Guest post by John Sammis and Peter B. Wylie
Thanks to all of you who read and commented on our recent paper comparing logistic regression with multiple regression. We were not sure how popular this topic would be, but Kevin told us that interest was high, and there were a number of comments and questions. There were several general themes in the comments; Kevin has done an excellent job responding, but we thought we should throw in our two cents.
Why not just use logistic?
The point of our paper was not to suggest that logistic regression should not be used — our point was that multiple regression can achieve prediction results quite similar to logistic regression. Based on our experience working with and training fundraising professionals getting introduced to analytics, logistic regression can be intimidating. Our goal is always to get these folks to use analytics to help with their fundraising initiatives. We find many of them catch on with multiple regression, and much less so with logistic regression.

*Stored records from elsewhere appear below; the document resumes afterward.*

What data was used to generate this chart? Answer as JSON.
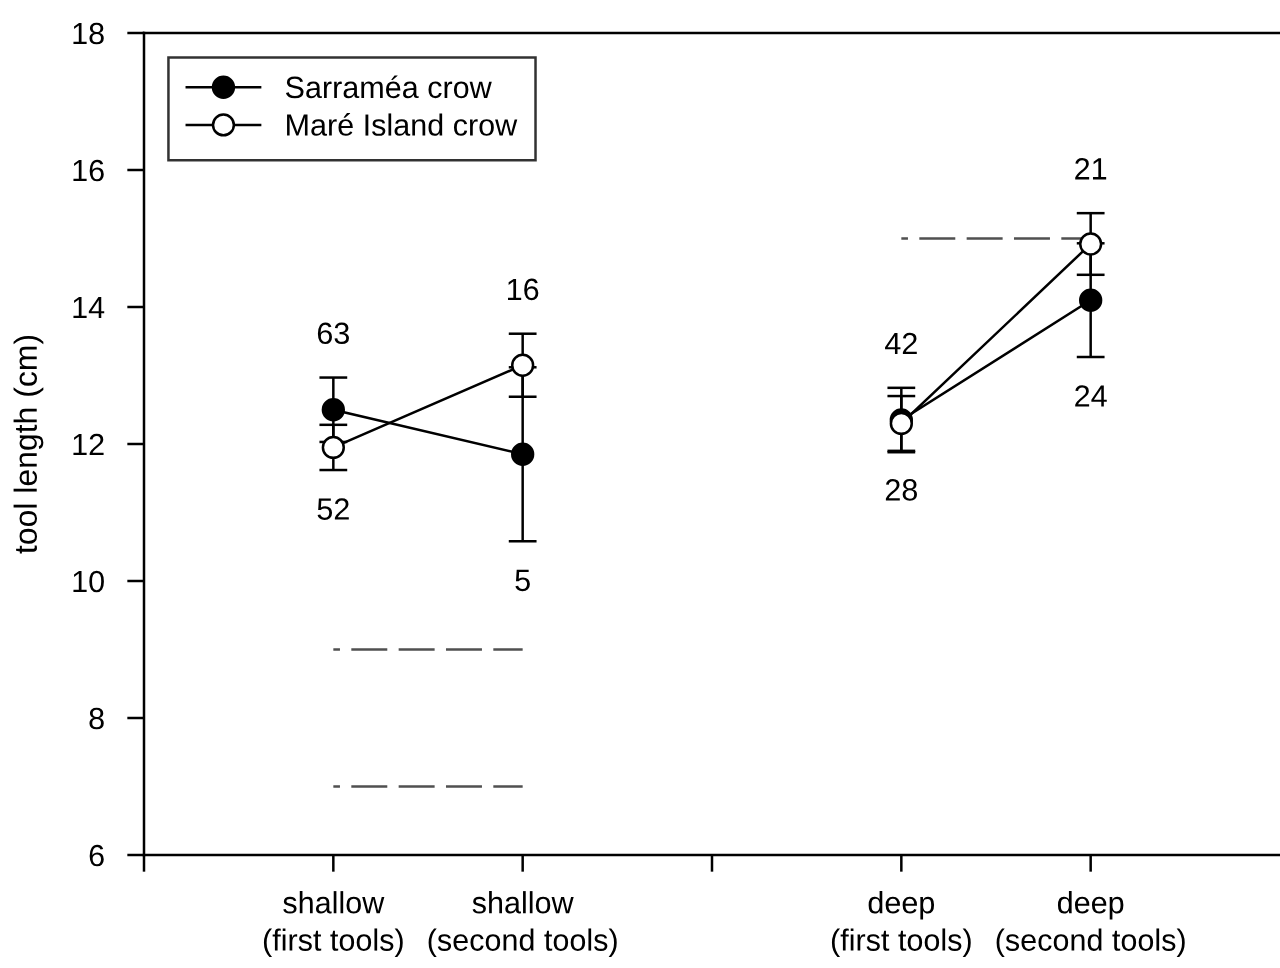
{
  "chart_data": {
    "type": "line",
    "ylabel": "tool length (cm)",
    "categories": [
      "shallow\n(first tools)",
      "shallow\n(second tools)",
      null,
      "deep\n(first tools)",
      "deep\n(second tools)"
    ],
    "ylim": [
      6,
      18
    ],
    "yticks": [
      6,
      8,
      10,
      12,
      14,
      16,
      18
    ],
    "grid": false,
    "legend": "top left",
    "marker": "circle",
    "line_style": "solid",
    "series": [
      {
        "name": "Sarraméa crow",
        "color": "#000000",
        "values": [
          12.5,
          11.85,
          null,
          12.35,
          14.1
        ],
        "errors": [
          0.47,
          1.27,
          null,
          0.47,
          0.83
        ]
      },
      {
        "name": "Maré Island crow",
        "color": "#ffffff",
        "values": [
          11.95,
          13.15,
          null,
          12.3,
          14.92
        ],
        "errors": [
          0.33,
          0.46,
          null,
          0.4,
          0.45
        ]
      },
      {
        "type": "line",
        "color": "#505050",
        "line_style": "dashed",
        "marker": "none",
        "values": [
          9,
          9,
          null,
          null,
          null
        ]
      },
      {
        "type": "line",
        "color": "#505050",
        "line_style": "dashed",
        "marker": "none",
        "values": [
          7,
          7,
          null,
          null,
          null
        ]
      },
      {
        "type": "line",
        "color": "#505050",
        "line_style": "dashed",
        "marker": "none",
        "values": [
          null,
          null,
          null,
          15,
          15
        ]
      }
    ],
    "annotations": [
      {
        "text": "63",
        "x": "shallow\n(first tools)",
        "y": 12.97
      },
      {
        "text": "52",
        "x": "shallow\n(first tools)",
        "y": 11.62
      },
      {
        "text": "16",
        "x": "shallow\n(second tools)",
        "y": 13.61
      },
      {
        "text": "5",
        "x": "shallow\n(second tools)",
        "y": 10.58
      },
      {
        "text": "42",
        "x": "deep\n(first tools)",
        "y": 12.82
      },
      {
        "text": "28",
        "x": "deep\n(first tools)",
        "y": 11.9
      },
      {
        "text": "21",
        "x": "deep\n(second tools)",
        "y": 15.37
      },
      {
        "text": "24",
        "x": "deep\n(second tools)",
        "y": 13.27
      }
    ]
  }
}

Predicted values vs. probabilities
We understand that the predicted values generated by multiple regression are different from the probabilities generated by logistic regression. Regardless of the statistic modeling technique we use, we always bin the raw prediction or probability values into equal-sized score levels. We have found that score level bins are easier to use than raw values. And using equal-sized score levels allows for easier evaluation of the scoring model.
“I cannot agree”
Some commenters, knowledgeable about statistics, said they would not use multiple regression when the inputs called for logistic. According to the rules, if the target variable is binary, then linear modelling doesn’t make sense — and the rules must be obeyed. In our view, this rigid approach to method selection is inappropriate for predictive modelling. The use of multiple linear regression in place of logistic regression may not always make theoretical sense, but predictive modellers are concerned with whether or not a model produces an output that is useful in practical terms. The worth of a model is testable against new, real-world data, therefore a model has only one criterion for determining “appropriate” use: Whether it really predicts what the modeler claims it will predict. The truth is revealed during evaluation.
A modest proposal
No one reading this should simply take our word that these two dissimilar methods yield similar results. Neither should anyone dismiss it out of hand without providing a critique based on real data. We would encourage anyone to try doing something on your own with data using both techniques and show us what you find. In particular, graduate students looking for a thesis or dissertation topic might consider producing something under this title: “Comparing Logistic Regression and Multiple Regression as Techniques for Predicting Major Giving.”
Heck! Peter says that if anyone were interested in doing a study like this for a thesis or dissertation, he would be willing to offer advice on how to:
- Do a thorough literature review
- Formulate specific research questions
- Come up with a study design
- Prepare a proposal that would satisfy a thesis or dissertation committee.
That’s quite an offer. How about it?